Collaborative Economics — or: which new paradigms are changing the world
While Uber, Spotify, AirBnb, Twitter and so many others are no longer recent evidences of a capitalism evolution that breaks, by innovating, the barriers of the “unthinkable” and gets to the “viable and opportune”, it is not wrong to say that we are facing — and, mostly, being part of — an irreversible inflexion point that comes from the economy to transform the society at its most powerful expressions.
The so called “Collaborative Economy”, we can finally say, has acquired enough traces that now it can be analyzed as an organized phenomenon that has in these companies just the vanguard of a self-evolutionary and functional system that, based on the efficient collaboration principle, may have no limits.
Although it may be naïve to compare quantitatively the present civilizing moment — in economic terms — with other historic inflexion points, such as the end of the nomadism, fundamental to the development of the technic, and the industrial revolution, when the humanity’s wealth curves finally became exponential, maybe it is possible to promote the dialogue of these time-points with the ones we are living now, in a more qualitative context — which is, by the way, the basis of this new paradigm. That is, although we are not talking about a huge growth era like the firsts, we are facing, in fact, a huge allocative revolution, that optimizes the role of the agents, reduces wastes, lowers or eliminates the so problematic transaction costs of our system and, finally, connects people — or ideas, purposes, products, expressions (…)!

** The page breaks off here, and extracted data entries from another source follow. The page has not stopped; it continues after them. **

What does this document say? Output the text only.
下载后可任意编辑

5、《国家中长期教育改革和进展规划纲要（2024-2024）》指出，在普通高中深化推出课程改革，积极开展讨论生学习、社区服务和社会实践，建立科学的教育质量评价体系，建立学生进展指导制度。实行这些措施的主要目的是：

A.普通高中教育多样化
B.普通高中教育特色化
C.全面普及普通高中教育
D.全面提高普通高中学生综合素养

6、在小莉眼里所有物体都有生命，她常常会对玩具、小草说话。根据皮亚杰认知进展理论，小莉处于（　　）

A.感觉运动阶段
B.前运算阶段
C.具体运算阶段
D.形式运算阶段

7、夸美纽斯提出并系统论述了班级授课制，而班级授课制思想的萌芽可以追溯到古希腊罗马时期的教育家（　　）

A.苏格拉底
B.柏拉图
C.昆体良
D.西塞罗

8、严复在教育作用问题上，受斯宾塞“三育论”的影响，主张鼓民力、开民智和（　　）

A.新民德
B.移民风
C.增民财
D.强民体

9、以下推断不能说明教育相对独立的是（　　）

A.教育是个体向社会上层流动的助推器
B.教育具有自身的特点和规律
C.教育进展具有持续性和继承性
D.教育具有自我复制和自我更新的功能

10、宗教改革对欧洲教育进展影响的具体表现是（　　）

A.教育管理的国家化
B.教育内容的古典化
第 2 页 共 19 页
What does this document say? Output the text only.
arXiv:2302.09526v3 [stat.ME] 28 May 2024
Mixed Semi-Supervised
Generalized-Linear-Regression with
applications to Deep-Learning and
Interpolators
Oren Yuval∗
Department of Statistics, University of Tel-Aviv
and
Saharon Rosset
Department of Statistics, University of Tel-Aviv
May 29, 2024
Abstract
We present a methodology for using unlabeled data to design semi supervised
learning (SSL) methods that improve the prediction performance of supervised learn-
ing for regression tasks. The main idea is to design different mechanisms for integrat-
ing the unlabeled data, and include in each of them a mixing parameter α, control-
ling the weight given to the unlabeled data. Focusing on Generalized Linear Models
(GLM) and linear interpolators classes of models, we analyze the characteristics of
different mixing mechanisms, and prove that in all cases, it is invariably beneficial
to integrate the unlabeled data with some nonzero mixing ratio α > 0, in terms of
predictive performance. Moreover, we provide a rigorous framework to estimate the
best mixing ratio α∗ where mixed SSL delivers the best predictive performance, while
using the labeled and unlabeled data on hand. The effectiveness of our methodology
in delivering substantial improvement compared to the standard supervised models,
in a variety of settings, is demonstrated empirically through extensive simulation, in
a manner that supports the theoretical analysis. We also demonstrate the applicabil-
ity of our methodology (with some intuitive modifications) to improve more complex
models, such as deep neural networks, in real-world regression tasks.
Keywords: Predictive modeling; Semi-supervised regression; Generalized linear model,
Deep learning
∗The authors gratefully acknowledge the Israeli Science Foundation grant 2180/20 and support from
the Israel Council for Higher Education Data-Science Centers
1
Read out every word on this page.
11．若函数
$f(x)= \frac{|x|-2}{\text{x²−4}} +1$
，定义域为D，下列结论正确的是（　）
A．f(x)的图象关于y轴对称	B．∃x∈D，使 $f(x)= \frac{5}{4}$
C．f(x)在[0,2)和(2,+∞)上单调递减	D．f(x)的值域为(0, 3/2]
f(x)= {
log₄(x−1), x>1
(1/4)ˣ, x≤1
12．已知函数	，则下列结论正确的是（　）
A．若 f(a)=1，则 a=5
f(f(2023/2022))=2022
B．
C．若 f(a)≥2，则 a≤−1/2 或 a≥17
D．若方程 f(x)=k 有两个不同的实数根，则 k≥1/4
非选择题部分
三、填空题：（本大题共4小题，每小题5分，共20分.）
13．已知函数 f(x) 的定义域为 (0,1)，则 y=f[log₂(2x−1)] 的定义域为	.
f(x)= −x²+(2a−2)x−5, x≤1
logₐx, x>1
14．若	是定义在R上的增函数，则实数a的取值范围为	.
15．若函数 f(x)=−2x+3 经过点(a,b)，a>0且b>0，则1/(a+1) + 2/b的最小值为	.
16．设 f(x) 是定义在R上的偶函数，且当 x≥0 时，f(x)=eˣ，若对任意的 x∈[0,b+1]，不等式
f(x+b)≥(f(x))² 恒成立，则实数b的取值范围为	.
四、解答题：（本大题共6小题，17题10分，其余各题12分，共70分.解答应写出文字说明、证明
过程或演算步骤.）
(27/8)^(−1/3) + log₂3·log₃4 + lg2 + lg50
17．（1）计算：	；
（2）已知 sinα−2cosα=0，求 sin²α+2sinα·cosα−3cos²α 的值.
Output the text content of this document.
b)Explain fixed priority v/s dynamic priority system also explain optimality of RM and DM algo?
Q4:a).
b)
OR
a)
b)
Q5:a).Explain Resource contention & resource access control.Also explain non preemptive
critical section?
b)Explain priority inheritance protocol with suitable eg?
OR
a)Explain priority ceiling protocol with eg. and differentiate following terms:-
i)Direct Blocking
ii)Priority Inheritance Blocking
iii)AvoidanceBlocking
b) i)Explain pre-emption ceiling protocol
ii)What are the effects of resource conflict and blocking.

In this perspective, maybe we have come to the time to say that this decade marks, on the economic timeline, a great representation of the so famous “Creative Destruction” — element that, according to Schumpeter, is the true responsible for any long term real growth; the “essential fact about capitalism”.
We watched, during the past years — each time faster — the development of the innovation at an intensity that potentiates itself and creates everyday more and more opportunities to its own reality. Beyond the internet — a paradigm considered as given since the beginning of the decade — and all the buzz around the sometimes-overrated-Silicon-Valley-Ideas, which, by the way, face an interesting consolidating moment — now we face a convergence process of the economic phenomena outside the pure and simple consumption, toward the experience, the customization, the cooperation and the assertiveness.
Some times scary, algorithms and crossing data systems optimize searches and connections to create the basis of a new economy that rests also on the elimination of intermediaries and on the consequent transformation of clients in producers — and vice versa.
The musical media, for instance, which has incorporated the digital format long time ago, now goes deeply in the virtual world, offering recommendations and customization possibilities that are incredibly assertive, based on the analysis of our contacts tastes and of our own history. The extension of this is also valid to pretty much every form of material choice — books, gifts, movies, etc. This is a new consumption stage, in which the seek of our own tastes goes through, paradoxically, the help of the others.
In the organizational environments, beyond the BigData, the corporate atmosphere also follows the development of this transition, lead by a generation whose leaders prioritize the creativity, the flexibility and the informality. From Steve Jobs to Zuckerber, there is already a legacy that says that impact is no longer made with huge bridges, buildings or automobiles, but with the enhancement of the relationships, of the design, of the efficiency and, mostly, of the experiences.
So, despite the evident optimism (possibly exaggerate) around this phenomenon, it is worth saying, still with a positive perspective, that we are living a unique moment: the substitution of the possession by the use; of the hierarchies by the networks; of the control by the empowerment; of the planning by the experimentation; of the strict privacy by the transparency; and, on the edge, of the profit by the purpose. It seems that in the wake of the capitalism dynamics, we have come finally to the intangible era.